Higienização bucal seis vezes ao dia facilita muito o controle do tártaro

Verdadeira praga que incomoda por volta de 98% das pessoas, o tártaro inflama a gengiva, levando a sua retração e a absorção óssea irrecuperável. Se não for tratado, pode até provocar a perda dos dentes. A experiência tem mostrado, no entanto, que se pode controlar o problema com eficácia aumentando o número de higienizações da boca para pelo menos seis vezes ao dia.

O tártaro é uma “massa” dura esbranquiçada, amarelada ou marrom que aparece junto à gengiva, debaixo dela e/ou na superfície dos dentes.
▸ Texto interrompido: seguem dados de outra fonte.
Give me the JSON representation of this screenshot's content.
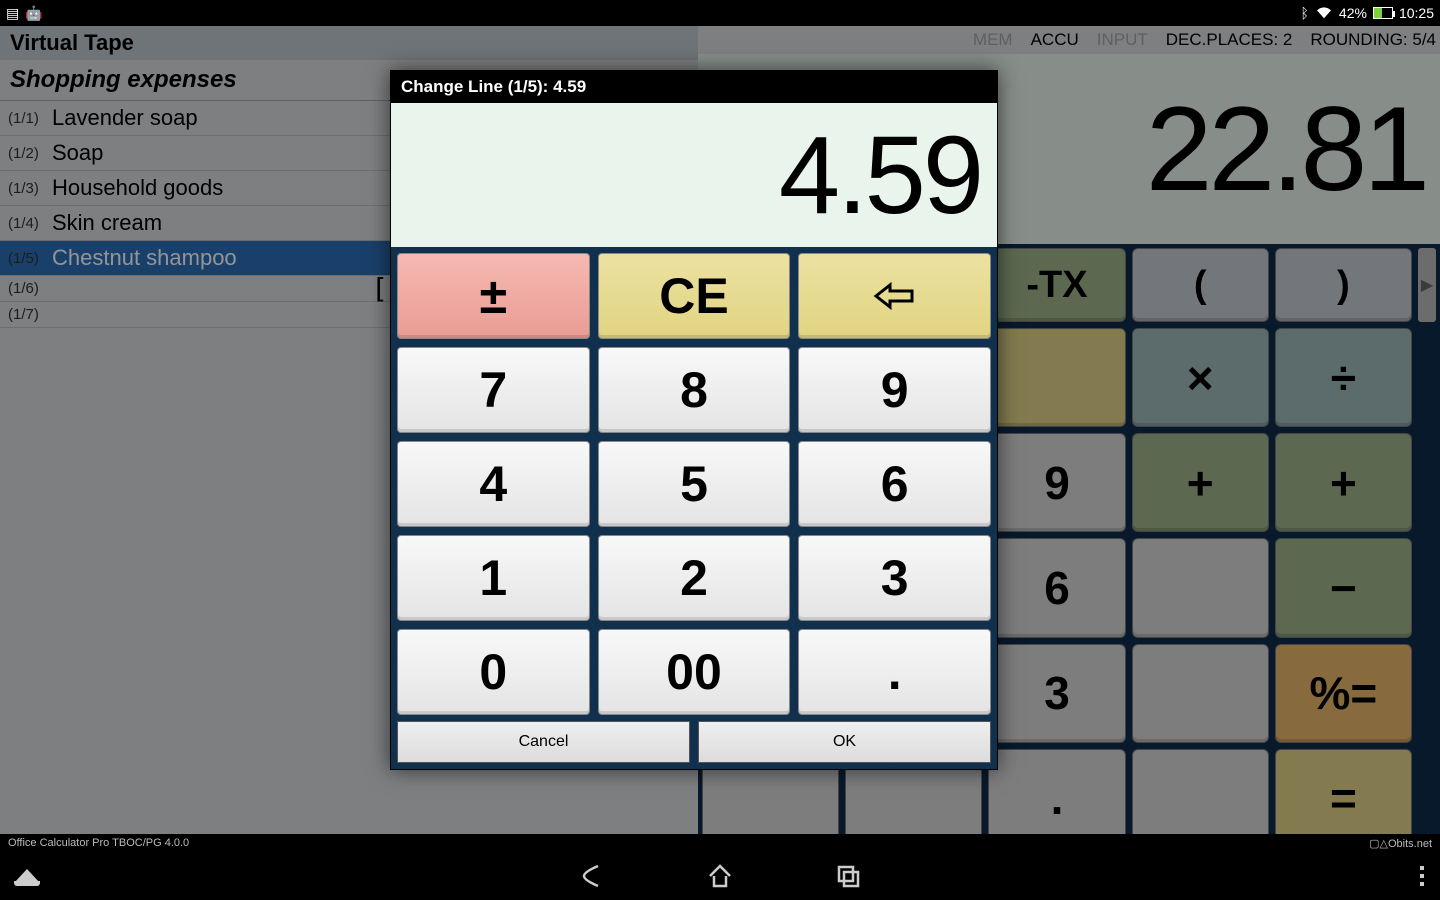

Forma-se quando, sob a ação de substâncias como o cálcio e o fosfato existentes na saliva, ocorre a “petrificação” da “placa bacteriana” – mais conhecida hoje pelos profissionais de saúde como filme biológico -, massa pegajosa e incolor composta de resíduos alimentares e de bactérias.

Pouco frequente na infância, em geral o tártaro aparece na adolescência. Costuma iniciar-se nas duas regiões da boca onde existe maior liberação de saliva, ou seja, embaixo da língua na parte da frente e nas duas extremidades da arcada dentária superior, perto dos dois dentes molares. Mas pode aparecer em qualquer outro local.

De acordo com as estatísticas de universidades brasileiras e de outros países, por volta de 98% das pessoas estão propensas a apresentar tártaro. As causas básicas são: falta de higienização ou higienização deficiente da boca. Favorecem sua formação tanto o consumo excessivo de alimentos ricos em cálcio, como laticínicos, quanto o número de restaurações e uma configuração dental que facilitam a deposição de resíduos alimentares e dificultam a higienização.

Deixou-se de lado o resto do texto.